Il governo vuole contrastare l’Italian sounding nella ristorazione.  «Basta ai ristoranti che si dicono italiani e utilizzano prodotti che non lo sono» ha detto il ministro dell’Agricoltura e della sovranità alimentare, Francesco Lollobrigida.  «Basta a cuochi che non sanno cucinare italiano e diventano, spesso, oggetto di barzelletta».

Ciò andrebbe fatto – secondo il titolare del dicastero – «riconoscendo, anche attraverso un disciplinare, quelli che sono i veri ristoranti italiani all’estero. Il governo è al lavoro su un nuovo progetto che lanceremo da qui a poco».

Italian sounding

Con l’espressione inglese “Italian sounding” si definisce l’uso improprio di segni distintivi e descrizioni informative e promozionali – riferimenti geografici o linguistici, immagini o combinazioni cromatiche (come il tricolore) e così via – che si rifanno in qualche modo all’Italia. La conseguenza è quella di indurre ingannevolmente il consumatore ad attribuire a certi prodotti caratteristiche di qualità italiana che in realtà non posseggono.

Un intervento di contrasto all’Italian sounding si è avuto con il cosiddetto decreto Crescita, che nel 2019 ha introdotto una serie di misure volte a proteggere il made in Italy e a favorirne la promozione sui mercati esteri. Ora Lollobrigida vuole agire in difesa dell’italianità nel mondo attraverso un disciplinare attraverso cui evitare che qualunque esercizio di ristorazione possa dirsi italiano senza rispettare le direttive imposte dal governo.

Lascia perplessi, innanzitutto, che l’esecutivo voglia occuparsi pure di chi fa impresa all’estero, specie considerato che imprenditori italiani spesso si spostano altrove proprio per sfuggire all’invasività delle regole nazionali.

Inoltre, quali saranno i destinatari del disciplinare?  Cioè cosa intende Lollobrigida per ristorante italiano? È un ristorante che propone classiche ricette italiane?

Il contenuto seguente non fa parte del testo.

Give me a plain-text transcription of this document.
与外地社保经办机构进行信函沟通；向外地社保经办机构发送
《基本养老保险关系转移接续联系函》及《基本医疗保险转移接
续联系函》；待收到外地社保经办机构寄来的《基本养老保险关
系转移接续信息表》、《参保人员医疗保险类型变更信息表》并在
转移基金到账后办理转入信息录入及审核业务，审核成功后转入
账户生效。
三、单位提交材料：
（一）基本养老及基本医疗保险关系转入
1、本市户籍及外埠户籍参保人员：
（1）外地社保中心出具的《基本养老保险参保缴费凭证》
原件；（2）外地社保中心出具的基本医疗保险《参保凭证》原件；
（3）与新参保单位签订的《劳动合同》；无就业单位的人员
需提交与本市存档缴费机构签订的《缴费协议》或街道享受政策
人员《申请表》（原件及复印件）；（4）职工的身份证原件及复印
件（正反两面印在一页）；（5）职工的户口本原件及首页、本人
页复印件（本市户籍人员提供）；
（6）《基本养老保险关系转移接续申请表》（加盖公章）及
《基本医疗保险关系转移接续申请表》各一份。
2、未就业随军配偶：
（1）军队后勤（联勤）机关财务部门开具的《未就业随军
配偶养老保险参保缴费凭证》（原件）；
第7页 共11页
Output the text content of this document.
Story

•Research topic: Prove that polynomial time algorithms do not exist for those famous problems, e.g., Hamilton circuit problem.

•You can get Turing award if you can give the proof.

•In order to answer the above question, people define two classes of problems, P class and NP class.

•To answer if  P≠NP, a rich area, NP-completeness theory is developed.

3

Oppure ove si usano solo prodotti italiani? Peraltro, la pretesa dell’utilizzo di questi ultimi in giro per il mondo si scontrerebbe con la politica del chilometro zero, che prevede l’uso solo di prodotti locali a fini di sostenibilità ambientale.

Soprattutto, non è chiaro come il progetto che ha in mente Lollobrigida possa essere realizzato. Si esclude che il governo italiano abbia il potere di imporre all’estero norme di legge nazionali: la sovranità, inclusa quella alimentare, può essere esercitata all’interno dei propri confini, non in paesi terzi.

È probabile che il ministro non si riferisca a vere e proprie norme, ma a un insieme di indicazioni cui dovrà conformarsi chi voglia ottenere una certificazione di “italianità”. In ogni caso, desta perplessità il fatto che Lollobrigida pretenda di stabilire ciò che è ristorazione italiana e ciò che non lo è.

Ospitalità italiana

Il progetto del ministro sembra ricalcare un’iniziativa già esistente, il marchio “Ospitalità Italiana”, che però non prevede alcun coinvolgimento del governo.

Come si legge sul sito dell’Isnart, Istituto Nazionale Ricerche Turistiche, «Ospitalità Italiana è un’iniziativa del Sistema delle Camere di Commercio che, dal 1997, garantisce al consumatore standard qualitativi sulle imprese ricettive e ristorative certificate». La certificazione attesta la garanzia del rispetto di requisiti definiti in un disciplinare.

Un sistema di rating tramuta tali requisiti in Kpi (Key Performance Index), indicatori che consentono di verificare se l’azienda è idonea a ottenere la certificazione, analizzando il livello che essa raggiunge in quattro aree (qualità del servizio, promozione del territorio, identità, notorietà).

Per i ristoranti all’estero c’è un apposito elenco di regole, che individua requisiti obbligatori per ottenere l’attestazione di qualità, previo iter di valutazione. Tra queste, la presenza di almeno una persona che sappia parlare italiano; presenza di almeno un cuoco di provata formazione ed esperienza in cucina italiana.

Serve anche un menu composto per almeno il 50 per cento da piatti della tradizione gastronomica italiana; una carta dei vini che includa almeno cinque etichette Dop o Igp.

Ci sono, poi, requisiti non obbligatori, ma che contribuiscono al punteggio finale: tra questi, l’utilizzo di prodotti Doc-Dop-Igp nell’elaborazione dei piatti del menu o la presenza di elementi decorativi identificativi del made in Italy o dell’Italian style.

Se Lollobrigida ha in mente un’idea similare, perché duplicare un’iniziativa sperimentata da anni?u E perché si arroga competenze delle quali non si comprende il fondamento in diritto? Forse vuole dare un senso al suo ministero, il cui senso continua a sfuggire?